Qu’est-ce qui engendre la dissymétrie dans les dialogues politiques, et dans les diverses branches de l’Église ? Si on a autant de fortes dissensions, c’est parce qu’on a du mal à se comprendre. Et on a du mal à se comprendre parce que du mal à communiquer. Pourtant, la communication, c’est la base de la propagation de l’Évangile dans le monde depuis deux millénaires ! J’ai lu un petit essai sur la révolution du numérique dans l’Église, et l’auteur y disait que le phénomène des réseaux sociaux n’a rien de nouveau en soi, puisque c’était déjà la manière de communiquer depuis la nuit des temps.

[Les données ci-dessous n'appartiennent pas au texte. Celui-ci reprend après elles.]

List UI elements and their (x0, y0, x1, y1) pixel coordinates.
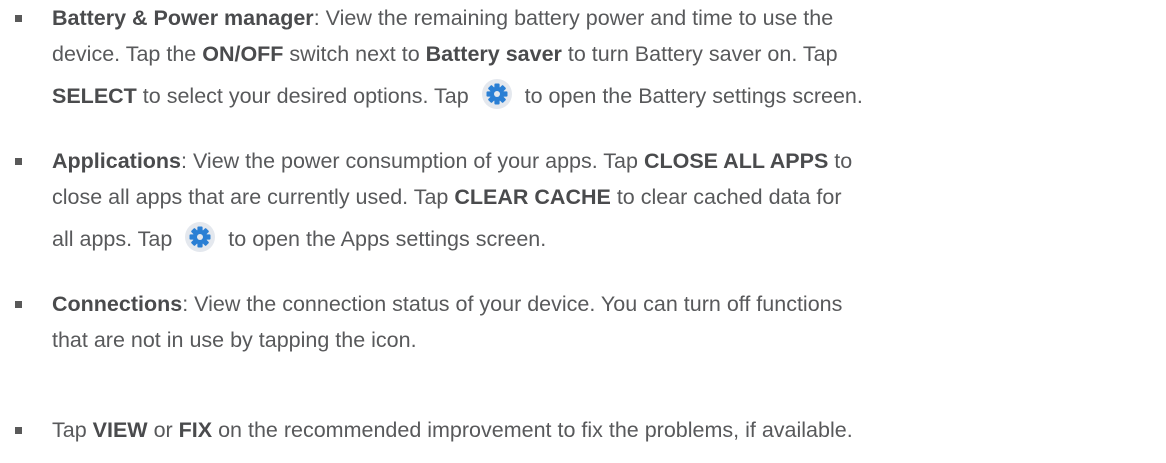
text-line: close all apps that are currently used. … (52, 185, 842, 209)
list-item-text: Tap VIEW or FIX on the recommended impro… (52, 412, 1160, 448)
text-line: SELECT to select your desired options. T… (52, 72, 1160, 120)
item-title: Connections (52, 292, 183, 316)
list-item-text: Battery & Power manager: View the remain… (52, 0, 1160, 120)
bullet-square (15, 15, 22, 22)
item-title: Applications (52, 149, 182, 173)
text-line: Tap VIEW or FIX on the recommended impro… (52, 418, 853, 442)
gear-icon (481, 78, 513, 110)
text-line: Battery & Power manager: View the remain… (52, 6, 834, 30)
bullet-square (15, 158, 22, 165)
bullet-square (15, 301, 22, 308)
text-line: all apps. Tap to open the Apps settings … (52, 215, 1160, 263)
document-page: Battery & Power manager: View the remain… (0, 0, 1166, 463)
text-line: device. Tap the ON/OFF switch next to Ba… (52, 42, 838, 66)
text-line: that are not in use by tapping the icon. (52, 328, 417, 352)
gear-icon (184, 221, 216, 253)
text-line: Connections: View the connection status … (52, 292, 843, 316)
list-item-text: Connections: View the connection status … (52, 286, 1160, 358)
text-line: Applications: View the power consumption… (52, 149, 853, 173)
bullet-square (15, 427, 22, 434)
list-item-text: Applications: View the power consumption… (52, 143, 1160, 263)
item-title: Battery & Power manager (52, 6, 314, 30)
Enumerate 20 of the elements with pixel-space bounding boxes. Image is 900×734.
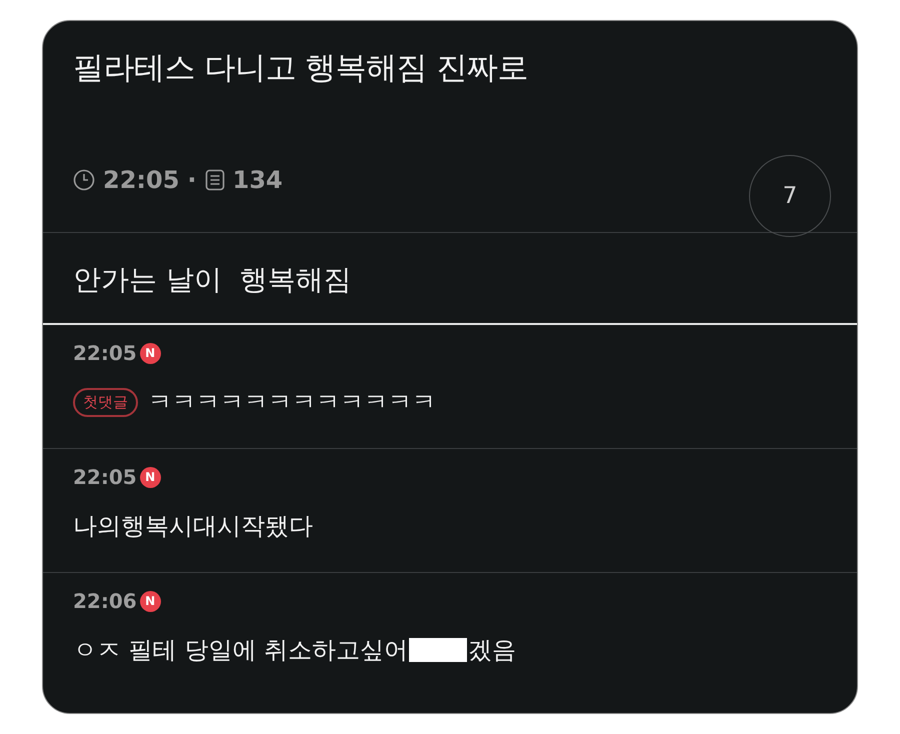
post-body: 안가는 날이 행복해짐 xyxy=(43,233,857,325)
redaction-block xyxy=(408,638,467,662)
post-title: 필라테스 다니고 행복해짐 진짜로 xyxy=(73,49,528,88)
new-badge: N xyxy=(140,466,161,488)
view-count: 134 xyxy=(232,166,283,194)
post-time: 22:05 xyxy=(103,166,180,194)
comment-text: ㅇㅈ 필테 당일에 취소하고싶어 xyxy=(73,635,408,666)
document-icon xyxy=(204,169,225,191)
comment-time: 22:06 xyxy=(73,589,137,613)
comment-count-button[interactable]: 7 xyxy=(749,155,831,237)
comment-text: 겠음 xyxy=(468,635,516,666)
meta-separator: · xyxy=(187,166,197,194)
comment-time: 22:05 xyxy=(73,465,137,489)
comment-text: 나의행복시대시작됐다 xyxy=(73,511,313,542)
new-badge: N xyxy=(140,342,161,364)
clock-icon xyxy=(73,169,95,191)
comment-time: 22:05 xyxy=(73,341,137,365)
comment-text: ㅋㅋㅋㅋㅋㅋㅋㅋㅋㅋㅋㅋ xyxy=(148,387,436,418)
first-comment-tag: 첫댓글 xyxy=(73,388,138,416)
new-badge: N xyxy=(140,590,161,612)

Par contre, il y a une manière de faire. C’est ce que nous apprennent les Écritures aujourd’hui. On a besoin d’un peu de douceur et de miséricorde dans nos rapports les uns aux autres ! J’ai relevé trois points importants pour y parvenir du mieux possible.

  • Le devoir de prendre soin

St Paul et Jésus, nous rappellent qu’on a un devoir de vérité et de justice. On a besoin de prendre soin de l’autre, et ça passe parfois par des choses peu agréables à lui dire. C’est ce qu’on appelle la charité fraternelle dans notre jargon chrétien. On peut avoir tendance à passer l’éponge un peu vite sur des situations qui ne sont pas très en accord avec l’enseignement de l’Évangile, sous prétexte de charité, de bienveillance, de gentillesse, de discrétion… Mais quand on est dans cette attitude, on manque de vérité et de justice avec l’autre. Ce n’est pas l’aider que d’ignorer ce qui ne va pas.

Et a contrario, ce n’est pas non plus de la charité de dire la vérité tout le temps, ça peut être blessant. La charité fraternelle est comme un scalpel dans les mains d’un chirurgien, si on l’utilise de manière très délicate, elle peut faire beaucoup de bien, voire-même sauver ! Mais si on est brouillon, elle peut engendrer de grands dégâts qui peuvent être fatals. Alors, comment s’y prendre ? St Paul & Jésus proposent de ne pas se débiner, et de procéder par étapes. C’est typiquement la pédagogie de Dieu à travers tout l’AT : il y va par étapes avec son peuple, ce qu’on est invité à faire aussi avec « le frère qui vient à pécher ».

  • La dette spirituelle

Ça, c’est du grand St Paul qui commente son Maître : Jésus. Il parle de « la dette de l’amour mutuel… », et ça lui tient très à cœur ! Elle nous vient tout droit du commandement très fort de Jésus : « Tu aimeras ton prochain comme toi-même. » C’est la question qu’on peut se poser dans un choix compliqué : « Qu’est-ce qu’il y a de plus charitable ? Qu’est-ce qui sera le plus au service de la charité ? » Parce que mine de rien, on a une dette à honorer ! Avant de faire un choix, avant de faire une remarque à quelqu’un, avant de parler de quelqu’un en groupe, on doit toujours se poser la question de la plus-value que ça apportera, en se rappelant qu’on a une dette spirituelle, la dette de l’amour mutuel.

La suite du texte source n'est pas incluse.